General characteristics
- Class & type: Astute-class fleet submarine
- Displacement: Surfaced: 7,000 to 7,400 t (6,900 to 7,300 long tons); Submerged: 7,400 to 7,800 t (7,300 to 7,700 long tons);
- Length: 97 m (318 ft 3 in)
- Beam: 11.3 m (37 ft 1 in)
- Draught: 10 m (32 ft 10 in)
- Propulsion: 1 × Rolls-Royce PWR 2 nuclear reactor, HEU 93.5%; MTU 600 kilowatt diesel generators;
- Speed: 30 kn (56 km/h; 35 mph), submerged
- Range: Unlimited
- Endurance: 90 days
- Test depth: Over 300 m (984 ft 3 in)
- Complement: 98 (capacity for 109)
- Sensors & processing systems: Thales Sonar 2076; Atlas DESO 25 echosounder; 2 × Thales CM010 optronic masts; Raytheon Successor IFF;
- Armament: 6 × 21 in (533 mm) torpedo tubes with stowage for up to 38 weapons:; Tomahawk Block IV cruise missiles ; Spearfish heavyweight torpedoes;

= HMS Audacious (S122) =

Astute-class nuclear-powered attack submarine of the Royal Navy

HMS Audacious is the fourth nuclear-powered fleet submarine of the Royal Navy. Several previous vessels of the Royal Navy have borne the name. She was formally named on 16 December 2016 and was launched on 28 April 2017. Audacious was stated to be handed over in January 2021. A parliamentary written answer stated that Audacious was commissioned on 3 April 2020, but her public ceremonial commissioning took place on 23 September 2021.

==Design==
===Propulsion===
Audaciouss nuclear reactor will not need to be refuelled during the boat's 25-year service. The submarine can purify water and air, and will be able to circumnavigate the planet without surfacing. However, she carries three months' supply of food for 98 officers and ratings.

===Weapons===
Audacious has provision for up-to 38 weapons in six 21 in torpedo tubes. The submarine is capable of firing Tomahawk Block IV land-attack missiles with a range of 1000 mi and Spearfish heavyweight torpedoes.

==History==
Long lead items for her construction were ordered on 28 August 2006, although the actual order was not placed until 21 May 2007. Launch was expected in the fourth quarter of 2016, and the submarine was due to leave the yard in 2017. She was eventually formally named on 16 December 2016, and floated out on 28 April 2017, and was due to leave in 2018 for sea trials. The original budget was £1.279b but by 2015 this had risen to £1.492b.
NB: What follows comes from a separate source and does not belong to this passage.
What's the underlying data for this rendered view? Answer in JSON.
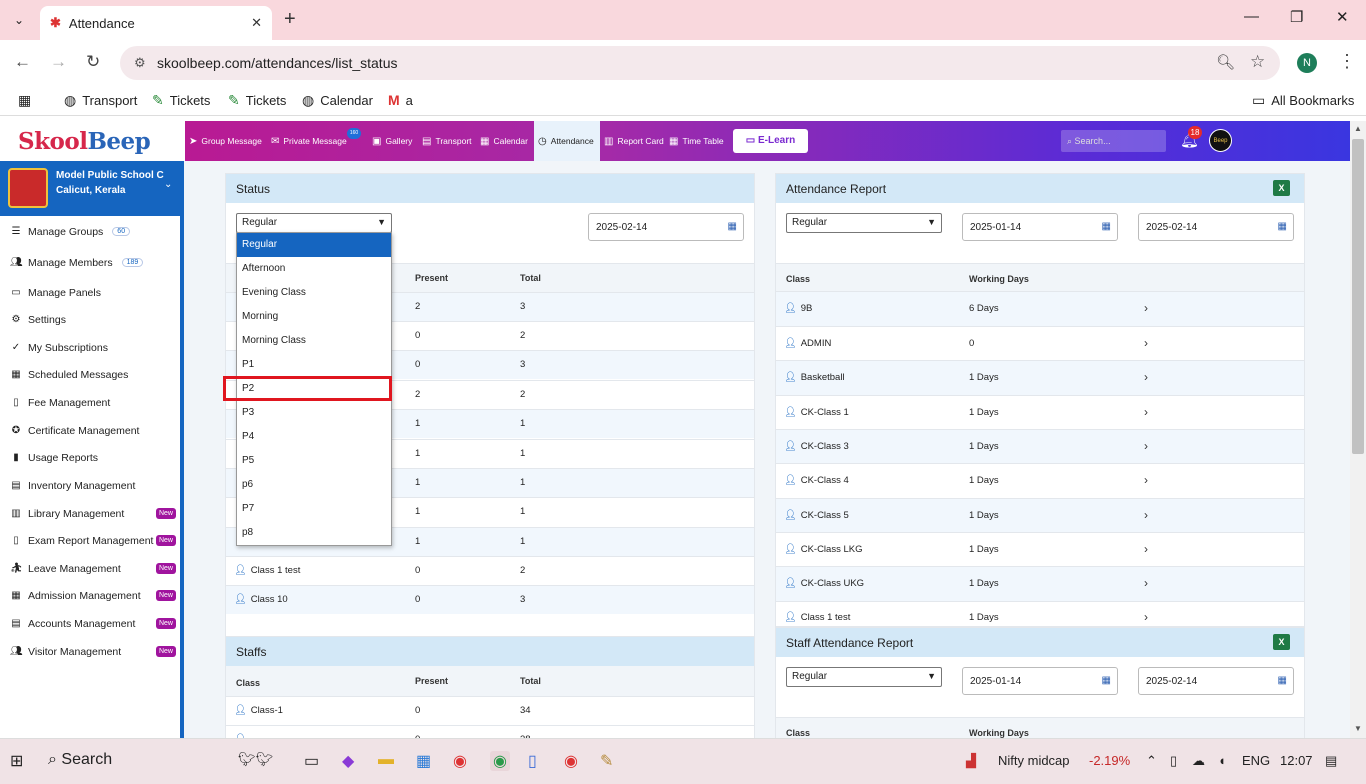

The submarine and its crew have formally forged links with the City of Leeds (which had previously had an association with ) by meeting the people at Elland Road in the city and marching in the Armistice Day parade in November 2016.

Audacious completed her first dive at Devonshire Dock over two days in January 2018. She eventually sailed from Barrow on 4 April 2020, and commenced sea trials on 6 April 2020. A parliamentary written answer stated that Audacious was commissioned on 3 April 2020, but she was ceremonially commissioned on 23 September 2021.

In the first half of 2022, the submarine operated in tandem with NATO forces in the eastern Mediterranean. She was again reported in the eastern Mediterranean in early 2023, including stopping for a rest and maintenance period in Limassol Cyprus. In April 2023 Audacious completed a 363 day deployment, the longest ever for any Astute-class, and returned to Devonport and then Faslane. Owing to a lack of dry dock facilities pending maintenance work, as of August 2024 Audacious was still alongside in Devonport, having been inactive for 16 months.